The PR performance comment shows passed/failed/skipped counts, suite count, total test step duration, test execution duration, and the slowest suites and tests. When base data exists, each duration includes a diff against the base branch.

These numbers are lightweight regression signals, not a synthetic benchmark. Use them to notice suspicious changes, then inspect the related test or sample.

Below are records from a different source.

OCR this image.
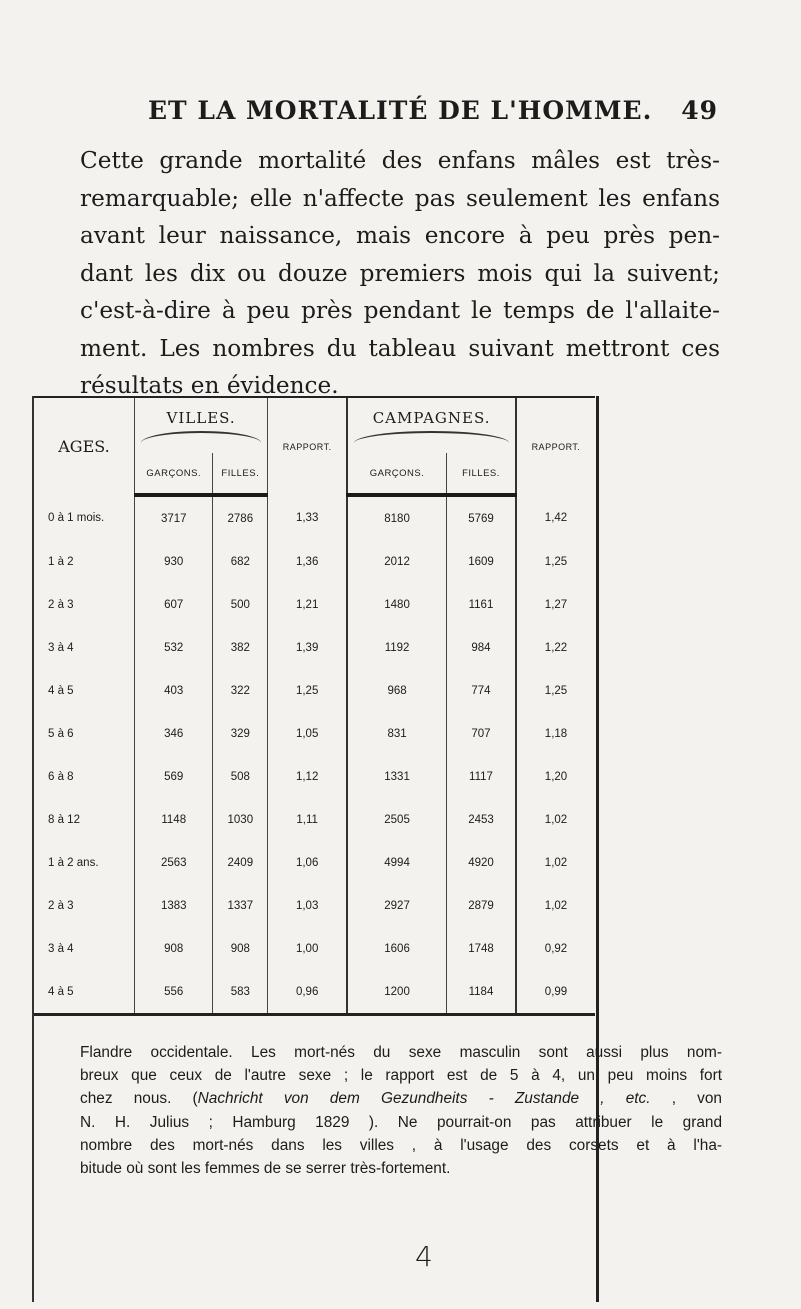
ET LA MORTALITÉ DE L'HOMME. 49
Cette grande mortalité des enfans mâles est très-
remarquable; elle n'affecte pas seulement les enfans
avant leur naissance, mais encore à peu près pen-
dant les dix ou douze premiers mois qui la suivent;
c'est-à-dire à peu près pendant le temps de l'allaite-
ment. Les nombres du tableau suivant mettront ces
résultats en évidence.
AGES.	VILLES.		RAPPORT.	CAMPAGNES.		RAPPORT.
	GARÇONS.	FILLES.		GARÇONS.	FILLES.	
0 à 1 mois.	3717	2786	1,33	8180	5769	1,42
1 à 2	930	682	1,36	2012	1609	1,25
2 à 3	607	500	1,21	1480	1161	1,27
3 à 4	532	382	1,39	1192	984	1,22
4 à 5	403	322	1,25	968	774	1,25
5 à 6	346	329	1,05	831	707	1,18
6 à 8	569	508	1,12	1331	1117	1,20
8 à 12	1148	1030	1,11	2505	2453	1,02
1 à 2 ans.	2563	2409	1,06	4994	4920	1,02
2 à 3	1383	1337	1,03	2927	2879	1,02
3 à 4	908	908	1,00	1606	1748	0,92
4 à 5	556	583	0,96	1200	1184	0,99
Flandre occidentale. Les mort-nés du sexe masculin sont aussi plus nom-
breux que ceux de l'autre sexe ; le rapport est de 5 à 4, un peu moins fort
chez nous. (Nachricht von dem Gezundheits - Zustande , etc. , von
N. H. Julius ; Hamburg 1829 ). Ne pourrait-on pas attribuer le grand
nombre des mort-nés dans les villes , à l'usage des corsets et à l'ha-
bitude où sont les femmes de se serrer très-fortement.
4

SignalWhere it appearsWhat it means
Package test step durationPR performance comment and package quality summaryEnd-to-end package coverage step
Test execution durationPR performance commentTime reported by node:test for package tests
Slowest suites/testsPR performance commentReview hints for tests that changed or became slow
Sample validation durationSample validation job summaryCoarse duration for showcase plus focused samples

Cognitive Complexity

Cognitive complexity uses SonarJS through ESLint:

npm run complexity:check
npm run complexity:report

complexity:check enforces the threshold of 15 per source function. complexity:report writes complexity/cognitive-complexity-summary.json with totals, per-file aggregates, and the most complex functions. The PR comment treats complexity as a review signal; the hard gate is the ESLint threshold.

Document Validation

Every sample generates an AsyncAPI 3.0 document and validates it with the official @asyncapi/parser. Parser errors are treated as build failures. This is the project's definition of a valid spec — the package never claims output is valid without passing the parser.

Docs Site

The Docusaurus site is built in CI to catch broken links and build regressions:

npm run ci:docs

onBrokenLinks is set to throw, so a dangling internal link fails the build.

Release And Security

Release validation checks README/docs links, sample version sync, and the package tarball:

npm run release:check

For the publish checklist and version-sync rules, see Release Guide.

Supply-chain auditing checks high-severity risk in both the package workspace and the docs site:

npm run security:audit

Run the complete local gate with:

npm run ci

Samples

Samples are release blockers. GitHub Actions runs them in the dedicated Sample validation job, and the local gate includes the same matrix:

npm run ci:sample

release:check also verifies every sample/*/package.json depends on the current packages/asyncapi version and that npm workspace resolution agrees with the lockfile.